Asher stood beneath a long-needle pine. When I paused, he strode forward, letting the moonlight touch his gorgeous features. He cupped my face with his warm hands.
Likes him, my wolf sighed.
“Missed you,” he whispered.
“You, too.” My heart rate picked up to double time.
His lips captured mine, softly at first, then harder and with growing need.
I wasn’t sure where this was going between us, but I did know one thing. Cats might rule and wolves might drool, but Asher was my catnip. Whenever he touched me, I purred.
“Jeez,” Shorty groused through the screen door of the food truck behind me. “Don’t be doin’ any of that crap so close to my truck. Go on with you. Take a walk on the beach or something. Kids.”
Pulling away from Asher, I snorted out a laugh. I gazed up into his warm brown eyes that sparkled solely for me and held out my hand.
“Take a walk with me, Ash?” I asked coyly. He told me I was the only one who could call him Ash.

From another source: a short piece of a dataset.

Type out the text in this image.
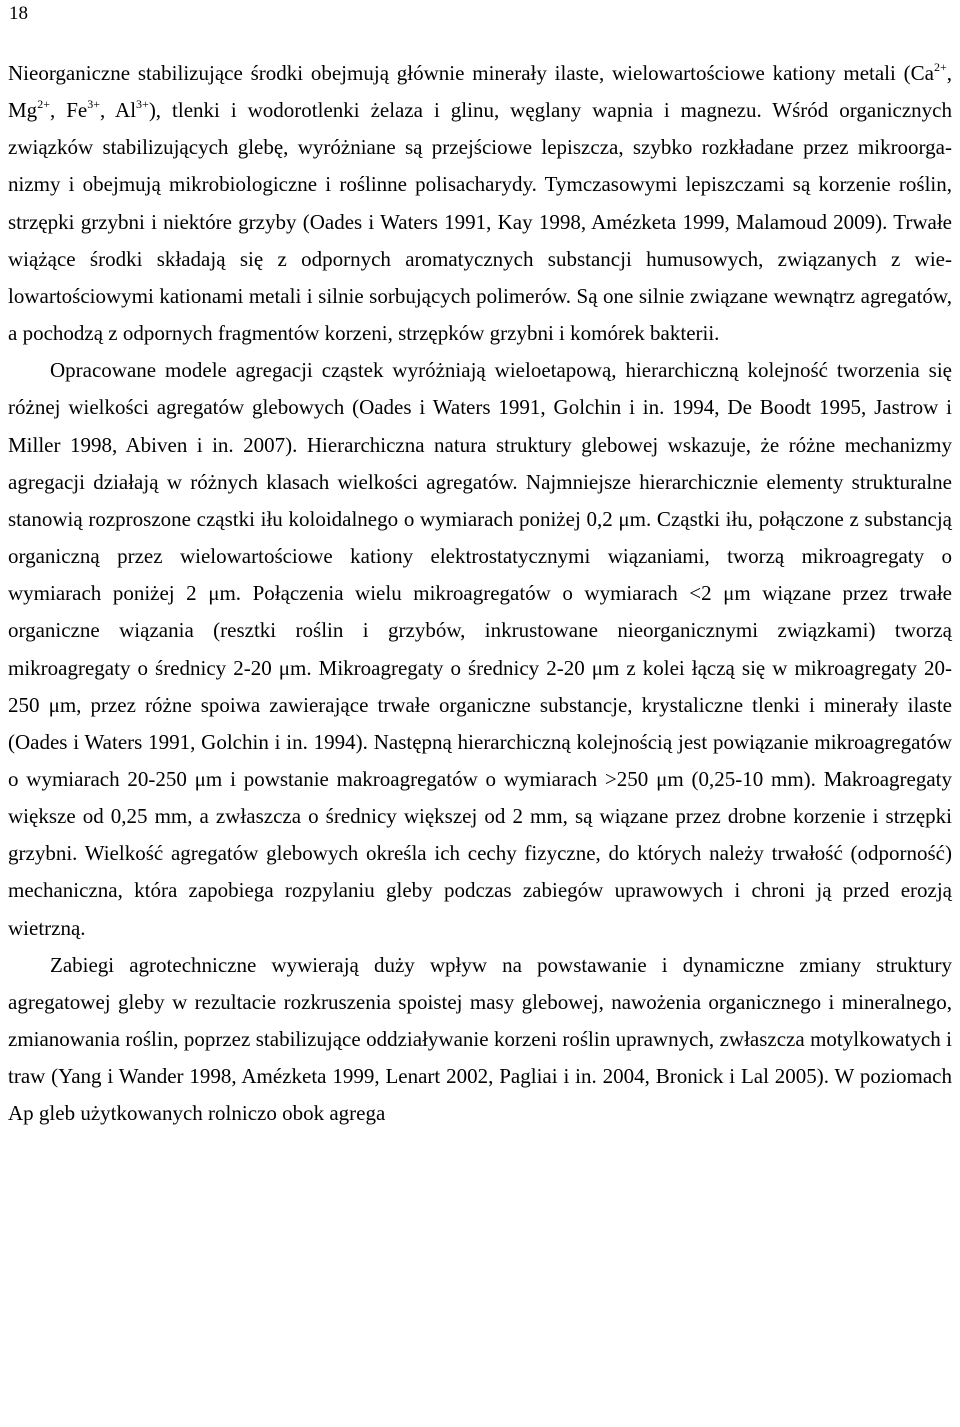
18

Nieorganiczne stabilizujące środki obejmują głównie minerały ilaste, wielowartościowe kationy metali ($Ca^{2+}$, $Mg^{2+}$, $Fe^{3+}$, $Al^{3+}$), tlenki i wodorotlenki żelaza i glinu, węglany wapnia i magnezu. Wśród organicznych związków stabilizujących glebę, wyróżniane są przejściowe lepiszcza, szybko rozkładane przez mikroorganizmy i obejmują mikrobiologiczne i roślinne polisacharydy. Tymczasowymi lepiszczami są korzenie roślin, strzępki grzybni i niektóre grzyby (Oades i Waters 1991, Kay 1998, Amézketa 1999, Malamoud 2009). Trwałe wiążące środki składają się z odpornych aromatycznych substancji humusowych, związanych z wielowartościowymi kationami metali i silnie sorbujących polimerów. Są one silnie związane wewnątrz agregatów, a pochodzą z odpornych fragmentów korzeni, strzępków grzybni i komórek bakterii.

Opracowane modele agregacji cząstek wyróżniają wieloetapową, hierarchiczną kolejność tworzenia się różnej wielkości agregatów glebowych (Oades i Waters 1991, Golchin i in. 1994, De Boodt 1995, Jastrow i Miller 1998, Abiven i in. 2007). Hierarchiczna natura struktury glebowej wskazuje, że różne mechanizmy agregacji działają w różnych klasach wielkości agregatów. Najmniejsze hierarchicznie elementy strukturalne stanowią rozproszone cząstki iłu koloidalnego o wymiarach poniżej 0,2 μm. Cząstki iłu, połączone z substancją organiczną przez wielowartościowe kationy elektrostatycznymi wiązaniami, tworzą mikroagregaty o wymiarach poniżej 2 μm. Połączenia wielu mikroagregatów o wymiarach <2 μm wiązane przez trwałe organiczne wiązania (resztki roślin i grzybów, inkrustowane nieorganicznymi związkami) tworzą mikroagregaty o średnicy 2-20 μm. Mikroagregaty o średnicy 2-20 μm z kolei łączą się w mikroagregaty 20-250 μm, przez różne spoiwa zawierające trwałe organiczne substancje, krystaliczne tlenki i minerały ilaste (Oades i Waters 1991, Golchin i in. 1994). Następną hierarchiczną kolejnością jest powiązanie mikroagregatów o wymiarach 20-250 μm i powstanie makroagregatów o wymiarach >250 μm (0,25-10 mm). Makroagregaty większe od 0,25 mm, a zwłaszcza o średnicy większej od 2 mm, są wiązane przez drobne korzenie i strzępki grzybni. Wielkość agregatów glebowych określa ich cechy fizyczne, do których należy trwałość (odporność) mechaniczna, która zapobiega rozpylaniu gleby podczas zabiegów uprawowych i chroni ją przed erozją wietrzną.

Zabiegi agrotechniczne wywierają duży wpływ na powstawanie i dynamiczne zmiany struktury agregatowej gleby w rezultacie rozkruszenia spoistej masy glebowej, nawożenia organicznego i mineralnego, zmianowania roślin, poprzez stabilizujące oddziaływanie korzeni roślin uprawnych, zwłaszcza motylkowatych i traw (Yang i Wander 1998, Amézketa 1999, Lenart 2002, Pagliai i in. 2004, Bronick i Lal 2005). W poziomach Ap gleb użytkowanych rolniczo obok agrega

He took my hand and tugged me close, wrapping his arm around my waist and holding me against his warm frame.
Likes, my wolf sighed again. Likes him lots.
Asher guided me around the truck, across the sidewalk, and out onto the sand.

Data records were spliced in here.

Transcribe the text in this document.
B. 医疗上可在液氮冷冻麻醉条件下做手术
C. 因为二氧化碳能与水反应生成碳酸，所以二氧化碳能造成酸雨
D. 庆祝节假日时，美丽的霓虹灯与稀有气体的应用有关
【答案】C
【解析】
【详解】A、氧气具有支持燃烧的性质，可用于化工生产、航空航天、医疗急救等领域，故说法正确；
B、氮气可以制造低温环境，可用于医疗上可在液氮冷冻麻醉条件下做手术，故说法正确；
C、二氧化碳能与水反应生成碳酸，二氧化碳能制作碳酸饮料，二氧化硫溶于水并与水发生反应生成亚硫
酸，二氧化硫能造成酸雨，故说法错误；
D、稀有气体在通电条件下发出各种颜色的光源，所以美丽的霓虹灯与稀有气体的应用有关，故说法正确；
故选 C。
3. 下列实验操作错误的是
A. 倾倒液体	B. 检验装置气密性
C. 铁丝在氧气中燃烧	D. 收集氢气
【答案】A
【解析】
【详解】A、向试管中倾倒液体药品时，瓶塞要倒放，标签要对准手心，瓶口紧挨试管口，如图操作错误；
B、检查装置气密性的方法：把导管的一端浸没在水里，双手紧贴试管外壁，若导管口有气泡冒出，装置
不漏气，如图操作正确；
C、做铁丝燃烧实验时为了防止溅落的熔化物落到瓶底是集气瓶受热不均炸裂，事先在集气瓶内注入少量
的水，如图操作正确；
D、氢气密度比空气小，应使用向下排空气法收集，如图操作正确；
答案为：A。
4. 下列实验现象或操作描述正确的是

During the day, crowds of humans mobbed Old Orchard Beach. Once the sun had set and the tourists headed to their rented condos and hotels, the locals could breathe a sigh of relief and enjoy the quiet. And late at night, especially when the moon bathed the sky with her milky gaze, wolves like me and Ash could run.
I kicked off my shoes and shimmied out of my jeans and long-sleeve shirt—I wisely wore thin shorts and a tank underneath.

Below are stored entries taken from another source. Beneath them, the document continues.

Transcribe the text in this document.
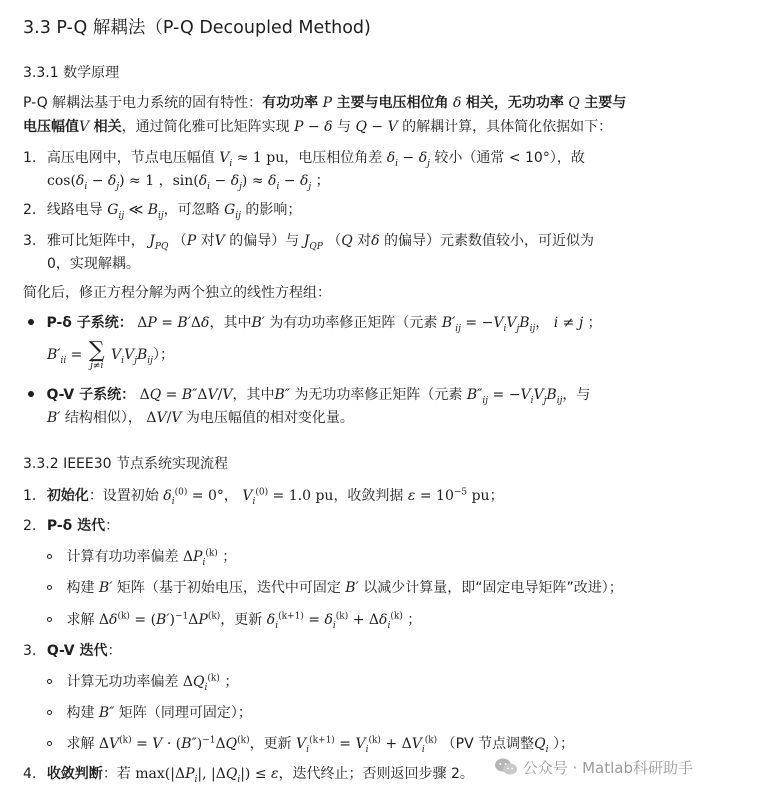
3.3 P-Q 解耦法（P-Q Decoupled Method)
3.3.1 数学原理
P-Q 解耦法基于电力系统的固有特性：有功功率 P 主要与电压相位角 δ 相关，无功功率 Q 主要与
电压幅值V 相关，通过简化雅可比矩阵实现 P − δ 与 Q − V 的解耦计算，具体简化依据如下：
1. 高压电网中，节点电压幅值 $V_i \approx 1$ pu，电压相位角差 $\delta_i - \delta_j$ 较小（通常 < 10°），故
$\cos(\delta_i - \delta_j) \approx 1$ ，$\sin(\delta_i - \delta_j) \approx \delta_i - \delta_j$ ；
2. 线路电导 $G_{ij}$ ≪ $B_{ij}$，可忽略 $G_{ij}$ 的影响；
3. 雅可比矩阵中， $J_{PQ}$ （P 对V 的偏导）与 $J_{QP}$ （Q 对δ 的偏导）元素数值较小，可近似为
0，实现解耦。
简化后，修正方程分解为两个独立的线性方程组：
P-δ 子系统： ΔP = B′Δδ，其中B′ 为有功功率修正矩阵（元素 $B'_{ij} = -V_iV_jB_{ij}$， i ≠ j ；
$B'_{ii}$ = ∑
j≠i
$V_iV_jB_{ij}$）；
Q-V 子系统： ΔQ = B″ΔV/V，其中B″ 为无功功率修正矩阵（元素 $B''_{ij} = -V_iV_jB_{ij}$，与
B′ 结构相似）， ΔV/V 为电压幅值的相对变化量。
3.3.2 IEEE30 节点系统实现流程
1. 初始化：设置初始 $\delta_i^{(0)} = 0^\circ$， $V_i^{(0)} = 1.0$ pu，收敛判据 $\varepsilon = 10^{-5}$ pu；
2. P-δ 迭代：
计算有功功率偏差 $\Delta P_i^{(k)}$ ；
构建 B′ 矩阵（基于初始电压，迭代中可固定 B′ 以减少计算量，即“固定电导矩阵”改进）；
求解 $\Delta\delta^{(k)} = (B')^{-1}\Delta P^{(k)}$，更新 $\delta_i^{(k+1)} = \delta_i^{(k)} + \Delta\delta_i^{(k)}$ ；
3. Q-V 迭代：
计算无功功率偏差 $\Delta Q_i^{(k)}$ ；
构建 B″ 矩阵（同理可固定）；
求解 $\Delta V^{(k)} = V \cdot (B'')^{-1}\Delta Q^{(k)}$，更新 $V_i^{(k+1)} = V_i^{(k)} + \Delta V_i^{(k)}$ （PV 节点调整$Q_i$ ）；
4. 收敛判断：若 $\max(|\Delta P_i|$, $|\Delta Q_i|) \le \varepsilon$，迭代终止；否则返回步骤 2。	公众号 · Matlab科研助手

Asher watched, his smoldering eyes tracing my every curve as I moved. We’d come close to going all the way but hadn’t done it yet. I wasn’t sure why I resisted. He made it clear he wanted to. The heat simmering in my veins told me I did too. I guess I wanted to wait. We’d only known each other for a few months.
He had to leave for college soon, but he said he’d come back for each of his breaks. We had plenty of time to do things then.
“Shift?” he asked.
Yesss, my wolf sighed. She rose and stomped her paws, eager.
The first time I shifted, it felt like my skin turned itself inside out, ripping muscles, tendons, and breaking my bones to morph five-four, skinny old me into a gorgeous white wolf with steel gray tufts on her ears and the tip of her tail.
Go for it, babe, I told my wolf, stepping back in my mind.
She leaped forward, jumping into my skin.
Ash joined us, and I could feel his grin as our wolves touched noses then rubbed necks.
Likes so much, she said. She gave him a wolfy grin and raced toward the water, charging a wave and yipping with joy. He followed, only a bit more sedate.
When she kicked up her feet and ran through the shallows, he kept pace, nipping at her ruff and huffing with pleasure.
They ran for what felt like forever, and it recharged my soul. Shifting might turn me inside out, but it put me back together again after, making me brand new.
My wolf flopped on the sand and rolled, shimmying her back to scratch an itch. Asher’s wolf stood nearby, watchful. As protective as Ash.
Time’s up, I finally said. She’d run and play with him all night long if I let her. I wanted to, but Ash would leave for college in three days, and I needed to be with him more than I wanted to breathe.
We morphed back.
Ash gathered me into his arms. His kiss drank me in as the final push settled, turning me back into what I was before. My wolf changing back to me. His wolf into him. Us.
I moaned, pressing myself fully against him.
We eased apart, and he took my hands with that special gleam in his eyes he shared solely with me.
Things couldn’t get any better than this. Sometimes, I dreamed we were fated.
A feeling I couldn’t define sped across my skin, leaving goosebumps behind. I told myself it was nothing. The wind with a hint of the crispness of fall. A bit of stray magic lingering in the air.
It couldn’t be us.
Nothing would come between me and Ash.